Grabesstimmung in Wiesbaden - Bündnis trägt Klimaschutz zu Grabe
Grabesstimmung auf dem Dern`schen Gelände in Wiesbaden. Ein breites Bündnis aus Verbänden und Gewerkschaften hat hier den Klimaschutz zu Grabe getragen. Hintergrund sind geplante Änderungen am hessischen Klimagesetz.

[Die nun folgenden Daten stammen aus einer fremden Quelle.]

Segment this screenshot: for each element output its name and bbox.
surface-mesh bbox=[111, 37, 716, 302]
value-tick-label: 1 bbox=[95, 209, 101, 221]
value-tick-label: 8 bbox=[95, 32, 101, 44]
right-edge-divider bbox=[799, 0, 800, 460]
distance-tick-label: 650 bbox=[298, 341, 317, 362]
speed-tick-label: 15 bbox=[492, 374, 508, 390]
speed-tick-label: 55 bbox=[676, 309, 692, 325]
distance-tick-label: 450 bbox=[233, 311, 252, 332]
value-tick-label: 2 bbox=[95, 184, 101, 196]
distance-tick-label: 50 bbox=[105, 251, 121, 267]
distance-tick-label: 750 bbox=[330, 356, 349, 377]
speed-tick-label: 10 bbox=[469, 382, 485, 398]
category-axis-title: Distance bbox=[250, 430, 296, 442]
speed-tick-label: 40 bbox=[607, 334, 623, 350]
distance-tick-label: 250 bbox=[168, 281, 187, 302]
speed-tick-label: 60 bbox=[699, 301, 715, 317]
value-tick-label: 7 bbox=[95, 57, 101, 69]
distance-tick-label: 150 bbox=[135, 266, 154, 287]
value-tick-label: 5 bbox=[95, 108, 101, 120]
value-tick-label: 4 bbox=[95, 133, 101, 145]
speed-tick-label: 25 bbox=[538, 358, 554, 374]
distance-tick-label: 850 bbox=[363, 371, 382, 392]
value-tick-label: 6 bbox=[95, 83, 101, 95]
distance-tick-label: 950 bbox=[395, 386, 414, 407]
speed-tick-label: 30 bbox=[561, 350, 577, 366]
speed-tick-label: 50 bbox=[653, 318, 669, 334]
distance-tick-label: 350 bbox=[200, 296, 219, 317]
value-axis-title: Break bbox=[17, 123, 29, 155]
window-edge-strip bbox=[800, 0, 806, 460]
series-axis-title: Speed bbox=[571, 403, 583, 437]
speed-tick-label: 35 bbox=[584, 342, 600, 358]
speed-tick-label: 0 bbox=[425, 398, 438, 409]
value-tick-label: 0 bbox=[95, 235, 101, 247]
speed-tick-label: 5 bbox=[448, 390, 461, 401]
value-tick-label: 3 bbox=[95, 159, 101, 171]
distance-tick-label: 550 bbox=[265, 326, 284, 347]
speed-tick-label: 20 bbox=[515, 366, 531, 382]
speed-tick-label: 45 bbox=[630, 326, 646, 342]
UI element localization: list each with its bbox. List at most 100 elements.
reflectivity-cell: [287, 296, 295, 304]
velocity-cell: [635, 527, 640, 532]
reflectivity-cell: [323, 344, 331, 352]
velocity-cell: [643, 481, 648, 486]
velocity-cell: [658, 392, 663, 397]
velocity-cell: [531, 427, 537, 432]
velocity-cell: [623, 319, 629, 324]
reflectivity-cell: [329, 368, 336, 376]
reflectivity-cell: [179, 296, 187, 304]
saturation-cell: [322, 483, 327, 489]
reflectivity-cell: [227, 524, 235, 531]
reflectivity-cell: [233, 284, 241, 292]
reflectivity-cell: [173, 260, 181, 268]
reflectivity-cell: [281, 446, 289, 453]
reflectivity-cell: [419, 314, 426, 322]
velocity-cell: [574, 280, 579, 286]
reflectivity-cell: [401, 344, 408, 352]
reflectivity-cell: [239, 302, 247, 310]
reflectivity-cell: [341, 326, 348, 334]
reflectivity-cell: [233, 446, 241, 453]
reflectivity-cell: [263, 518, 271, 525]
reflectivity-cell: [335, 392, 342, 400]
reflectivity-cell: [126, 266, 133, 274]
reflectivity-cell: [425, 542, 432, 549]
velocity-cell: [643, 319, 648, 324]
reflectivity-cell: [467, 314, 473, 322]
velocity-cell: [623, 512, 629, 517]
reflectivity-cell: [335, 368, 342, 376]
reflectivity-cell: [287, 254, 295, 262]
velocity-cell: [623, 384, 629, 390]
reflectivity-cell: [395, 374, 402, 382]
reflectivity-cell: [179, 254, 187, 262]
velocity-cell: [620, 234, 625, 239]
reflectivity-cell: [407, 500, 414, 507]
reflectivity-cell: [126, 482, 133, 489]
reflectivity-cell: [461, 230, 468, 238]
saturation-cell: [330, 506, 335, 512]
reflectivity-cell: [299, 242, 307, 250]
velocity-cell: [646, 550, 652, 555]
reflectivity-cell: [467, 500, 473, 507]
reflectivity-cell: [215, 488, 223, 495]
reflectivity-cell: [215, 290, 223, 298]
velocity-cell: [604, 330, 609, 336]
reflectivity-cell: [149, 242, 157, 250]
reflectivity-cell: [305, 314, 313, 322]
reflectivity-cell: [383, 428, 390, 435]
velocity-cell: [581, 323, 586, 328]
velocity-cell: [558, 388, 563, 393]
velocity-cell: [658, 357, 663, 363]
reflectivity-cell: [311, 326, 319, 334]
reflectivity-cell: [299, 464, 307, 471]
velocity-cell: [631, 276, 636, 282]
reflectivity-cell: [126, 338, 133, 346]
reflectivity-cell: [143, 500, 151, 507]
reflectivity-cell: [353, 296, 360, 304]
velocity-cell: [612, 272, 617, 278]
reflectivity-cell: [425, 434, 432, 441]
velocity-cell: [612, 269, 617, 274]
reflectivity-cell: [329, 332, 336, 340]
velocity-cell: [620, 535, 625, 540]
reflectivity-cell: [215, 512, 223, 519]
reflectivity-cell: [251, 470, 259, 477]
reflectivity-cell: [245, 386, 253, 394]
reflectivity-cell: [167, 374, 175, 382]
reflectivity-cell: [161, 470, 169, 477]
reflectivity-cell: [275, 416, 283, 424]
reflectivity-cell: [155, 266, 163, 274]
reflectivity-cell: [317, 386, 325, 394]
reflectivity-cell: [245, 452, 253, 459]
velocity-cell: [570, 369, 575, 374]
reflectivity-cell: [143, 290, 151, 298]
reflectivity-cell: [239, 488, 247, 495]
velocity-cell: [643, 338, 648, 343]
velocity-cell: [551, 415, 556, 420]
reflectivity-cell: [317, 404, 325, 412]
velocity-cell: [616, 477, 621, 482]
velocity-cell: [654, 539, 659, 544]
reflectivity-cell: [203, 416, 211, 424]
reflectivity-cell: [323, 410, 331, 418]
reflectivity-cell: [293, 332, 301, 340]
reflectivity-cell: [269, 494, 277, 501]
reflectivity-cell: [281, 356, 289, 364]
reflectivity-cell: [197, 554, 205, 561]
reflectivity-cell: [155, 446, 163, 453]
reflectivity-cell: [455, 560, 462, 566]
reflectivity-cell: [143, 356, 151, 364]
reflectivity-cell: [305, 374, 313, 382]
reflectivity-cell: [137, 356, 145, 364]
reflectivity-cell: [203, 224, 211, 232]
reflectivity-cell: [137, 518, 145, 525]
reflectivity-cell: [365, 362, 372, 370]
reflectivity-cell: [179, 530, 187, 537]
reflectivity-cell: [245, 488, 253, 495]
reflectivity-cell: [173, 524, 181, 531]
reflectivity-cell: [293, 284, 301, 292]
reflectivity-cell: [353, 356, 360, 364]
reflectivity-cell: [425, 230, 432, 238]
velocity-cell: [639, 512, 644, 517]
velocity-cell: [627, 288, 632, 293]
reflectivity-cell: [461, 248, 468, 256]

Ein Trauerredner im schwarzen Umhang, dahinter Sargträger und dunkel gekleidete Trauergäste - so zieht der Trauermarsch über den Platz am Landtag. Der Protest richtet sich gegen geplante Änderungen am hessischen Klimagesetz. Dabei sollen Zwischenziele auf dem Weg zur Klimaneutralität nicht mehr verpflichtend festgeschrieben werden.
Scharfe Kritik
Der BUND Hessen befürchtet, dass ohne verpflichtende Zwischenziele auch das Gesamtziel aus dem Blick geraten könnte. “Wenn das Gesetz durchkommt, gibt es keine Verpflichtung mehr. Es gibt kein Monitoring mehr. Aber wenn nicht gemonitort wird, merkt es ja keiner,” kritisiert die stellvertretende BUND-Landeschefin Gabriela Terhorst im Gespräch mit HIT RADIO FFH.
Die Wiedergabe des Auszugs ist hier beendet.